L’incidence : créer un climat commercial plus favorable
La recherche de SMEPol a étayé les efforts faits par le gouvernement égyptien pour apporter des changements notables à ses politiques. Ainsi, un cadre réglementaire plus favorable est en voie d’élaboration, le gouvernement a promulgué la réforme du régime fiscal, entrepris une évaluation complète du secteur non structuré et modifié la loi sur les appels d’offres. Le premier ministre a chargé le ministre des Finances de faire en sorte que les PME puissent participer à un plus grand nombre d’entreprises de capital de risque.
Qui plus est, toujours en se fondant sur les travaux du SMEPol, une nouvelle vision cohérente de la croissance des PME a été avalisée, adoptée et publiée dans un ouvrage intitulé Enhancing Competitiveness of SMEs in Egypt: General Framework and Action Plan. C’est une première en Égypte.

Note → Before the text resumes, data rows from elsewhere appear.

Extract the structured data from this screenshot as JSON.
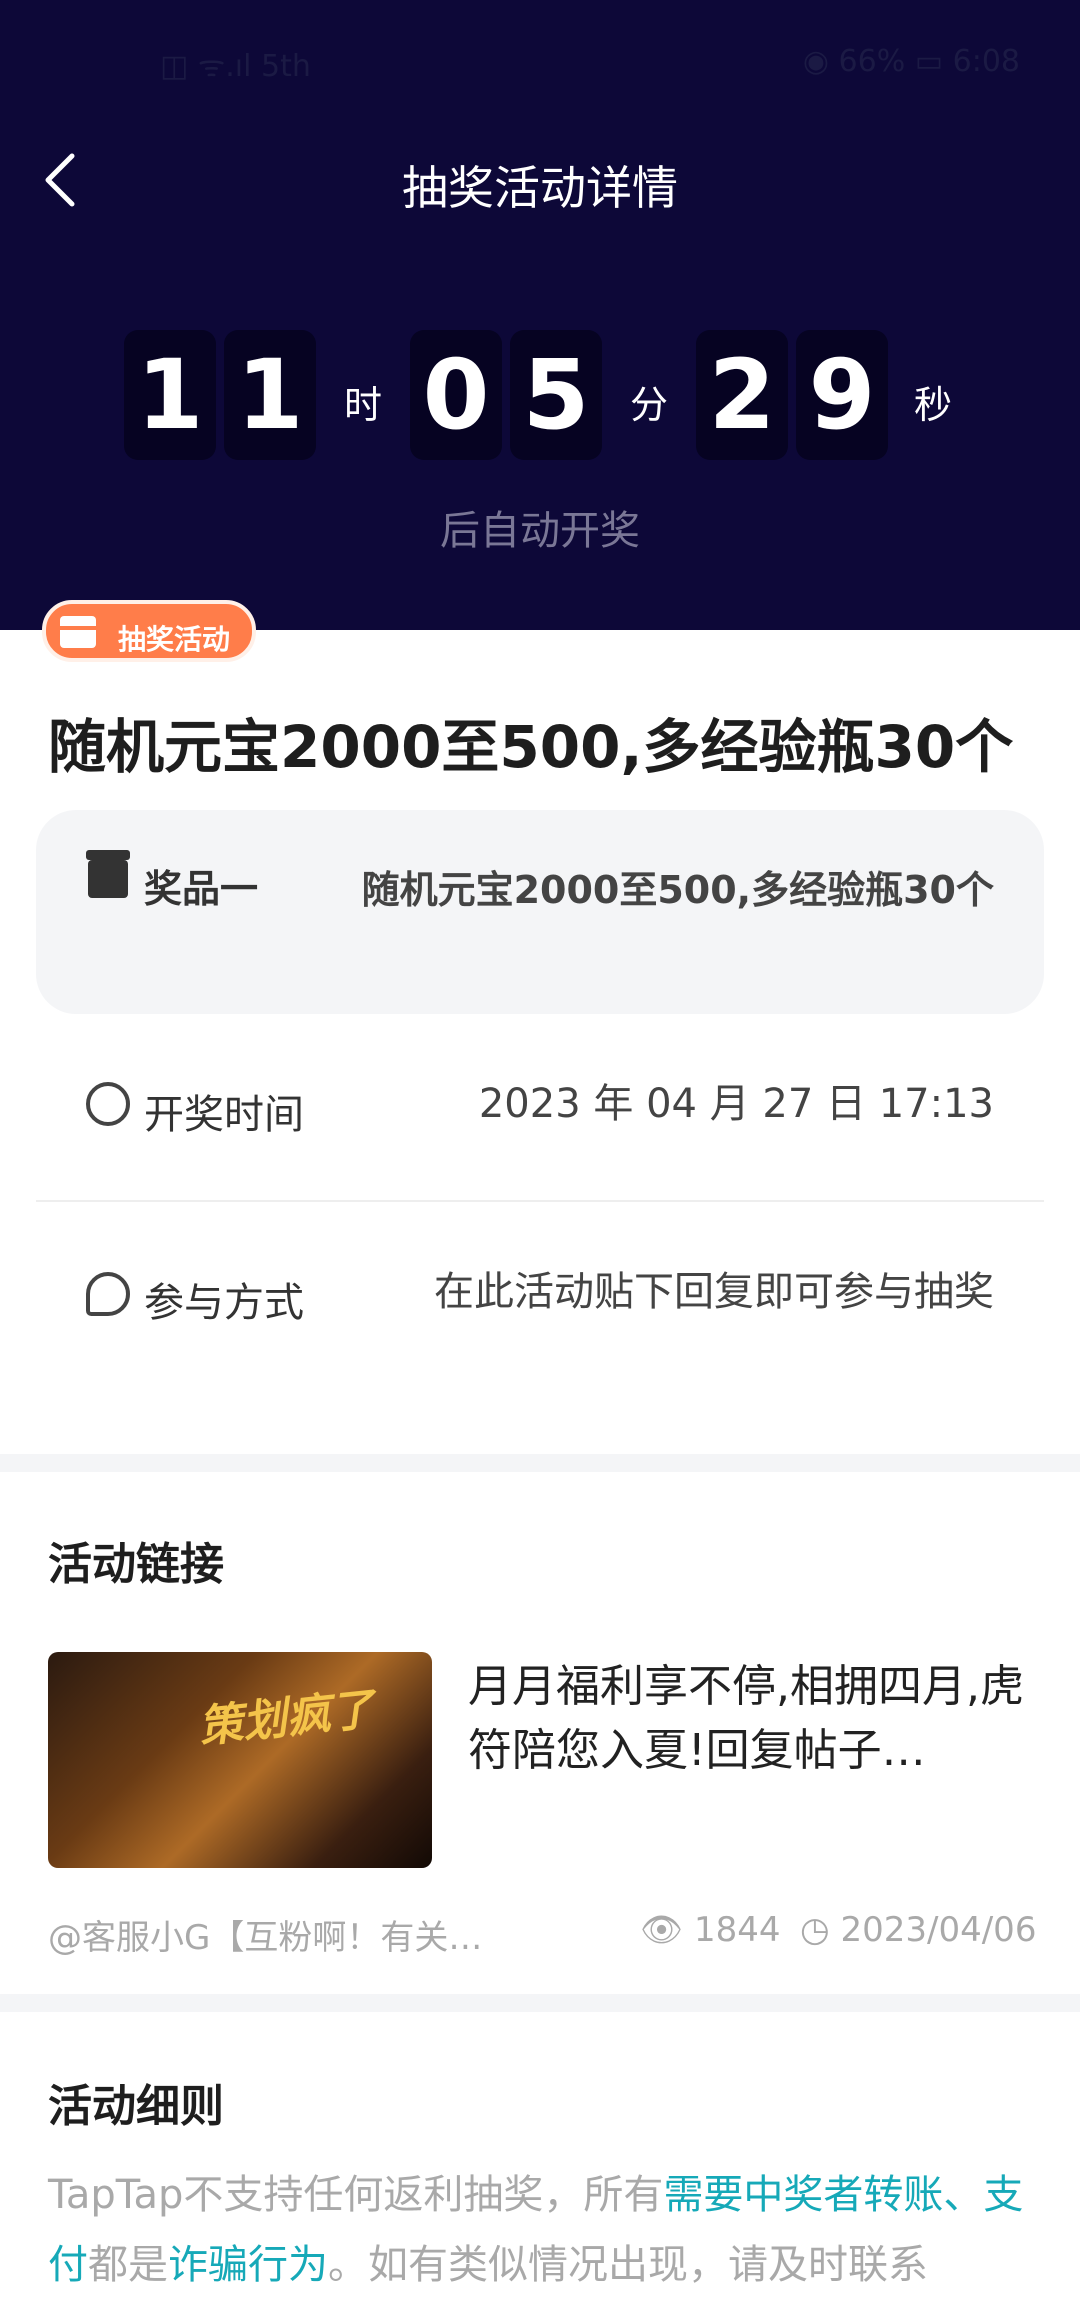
{
  "status_bar": {
    "left": "◫ ᯤ.ıl 5th",
    "right": "◉ 66% ▭ 6:08"
  },
  "header": {
    "back_label": "‹",
    "title": "抽奖活动详情"
  },
  "countdown": {
    "hours": [
      "1",
      "1"
    ],
    "minutes": [
      "0",
      "5"
    ],
    "seconds": [
      "2",
      "9"
    ],
    "hour_unit": "时",
    "minute_unit": "分",
    "second_unit": "秒",
    "subtitle": "后自动开奖"
  },
  "badge": {
    "label": "抽奖活动"
  },
  "main_title": "随机元宝2000至500,多经验瓶30个",
  "prize": {
    "label": "奖品一",
    "value": "随机元宝2000至500,多经验瓶30个"
  },
  "draw_time": {
    "label": "开奖时间",
    "value": "2023 年 04 月 27 日 17:13"
  },
  "participation": {
    "label": "参与方式",
    "value": "在此活动贴下回复即可参与抽奖"
  },
  "link_section": {
    "title": "活动链接",
    "thumbnail_text": "策划疯了",
    "post_title": "月月福利享不停,相拥四月,虎符陪您入夏!回复帖子…",
    "author": "@客服小G【互粉啊！有关…",
    "views": "1844",
    "date": "2023/04/06"
  },
  "rules_section": {
    "title": "活动细则",
    "text_1": "TapTap不支持任何返利抽奖，所有",
    "highlight_1": "需要中奖者转账、支付",
    "text_2": "都是",
    "highlight_2": "诈骗行为",
    "text_3": "。如有类似情况出现，请及时联系"
  },
  "colors": {
    "header_bg": "#0d0838",
    "badge": "#ff7d4a",
    "link_highlight": "#16a9b8"
  }
}
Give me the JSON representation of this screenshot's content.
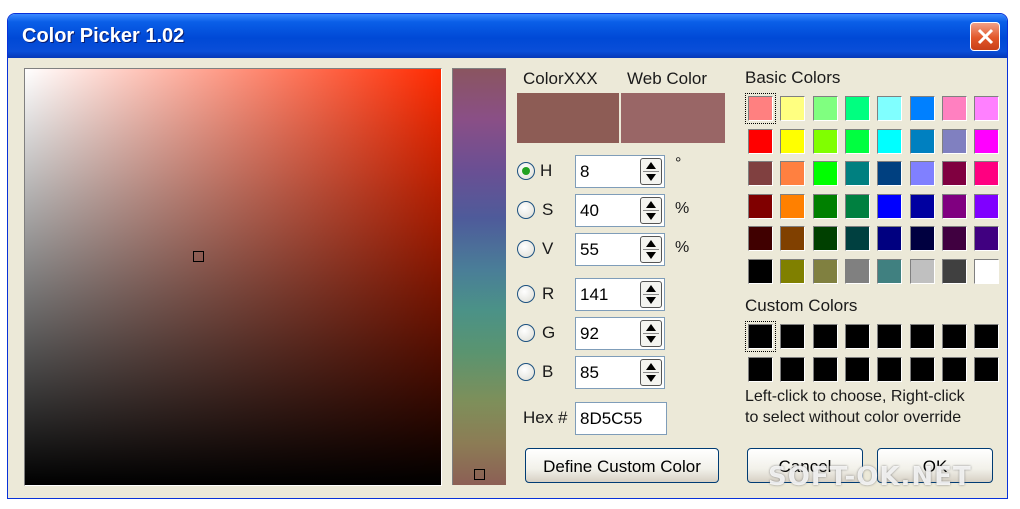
{
  "window": {
    "title": "Color Picker 1.02"
  },
  "preview": {
    "current_label": "ColorXXX",
    "web_label": "Web Color",
    "current_color": "#8d5c55",
    "web_color": "#996666"
  },
  "hue_color": "#ff2a00",
  "fields": {
    "h": {
      "label": "H",
      "value": "8",
      "unit": "°",
      "checked": true
    },
    "s": {
      "label": "S",
      "value": "40",
      "unit": "%"
    },
    "v": {
      "label": "V",
      "value": "55",
      "unit": "%"
    },
    "r": {
      "label": "R",
      "value": "141"
    },
    "g": {
      "label": "G",
      "value": "92"
    },
    "b": {
      "label": "B",
      "value": "85"
    }
  },
  "hex": {
    "label": "Hex #",
    "value": "8D5C55"
  },
  "basic_colors": {
    "label": "Basic Colors",
    "colors": [
      "#ff8080",
      "#ffff80",
      "#80ff80",
      "#00ff80",
      "#80ffff",
      "#0080ff",
      "#ff80c0",
      "#ff80ff",
      "#ff0000",
      "#ffff00",
      "#80ff00",
      "#00ff40",
      "#00ffff",
      "#0080c0",
      "#8080c0",
      "#ff00ff",
      "#804040",
      "#ff8040",
      "#00ff00",
      "#008080",
      "#004080",
      "#8080ff",
      "#800040",
      "#ff0080",
      "#800000",
      "#ff8000",
      "#008000",
      "#008040",
      "#0000ff",
      "#0000a0",
      "#800080",
      "#8000ff",
      "#400000",
      "#804000",
      "#004000",
      "#004040",
      "#000080",
      "#000040",
      "#400040",
      "#400080",
      "#000000",
      "#808000",
      "#808040",
      "#808080",
      "#408080",
      "#c0c0c0",
      "#404040",
      "#ffffff"
    ]
  },
  "custom_colors": {
    "label": "Custom Colors",
    "colors": [
      "#000000",
      "#000000",
      "#000000",
      "#000000",
      "#000000",
      "#000000",
      "#000000",
      "#000000",
      "#000000",
      "#000000",
      "#000000",
      "#000000",
      "#000000",
      "#000000",
      "#000000",
      "#000000"
    ]
  },
  "hint": {
    "line1": "Left-click to choose, Right-click",
    "line2": "to select without color override"
  },
  "buttons": {
    "define_custom": "Define Custom Color",
    "cancel": "Cancel",
    "ok": "OK"
  },
  "watermark": "SOFT-OK.NET"
}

Car bien qu’il y ait déjà eu, dans ce pays, des initiatives menées à bien par plusieurs intervenants dans le domaine du développement des PME, ces efforts ont été largement dispersés, mal coordonnés — sinon contradictoires — et isolés. Le nouveau cadre règle ce problème en établissant de vastes paramètres pour favoriser l’essor des PME. Il expose aussi en détail des mesures concrètes (et les calendriers) qui aideront les PME à devenir concurrentielles sur le marché international. Le cadre institutionnel requis pour mettre en œuvre le plan d’action a été établi par décret ministériel.
Les défis de l’avenir : répéter l’expérience
Alors que l’Égypte s’efforce de réduire le chômage et d’accroître les exportations en rendant les PME plus compétitives, il faut aussi poser les jalons pour que d’autres pays puissent faire face à de semblables défis. Le CRDI étudie présentement comment répéter la démarche adoptée par le SMEPol ailleurs en Afrique et au Moyen-Orient.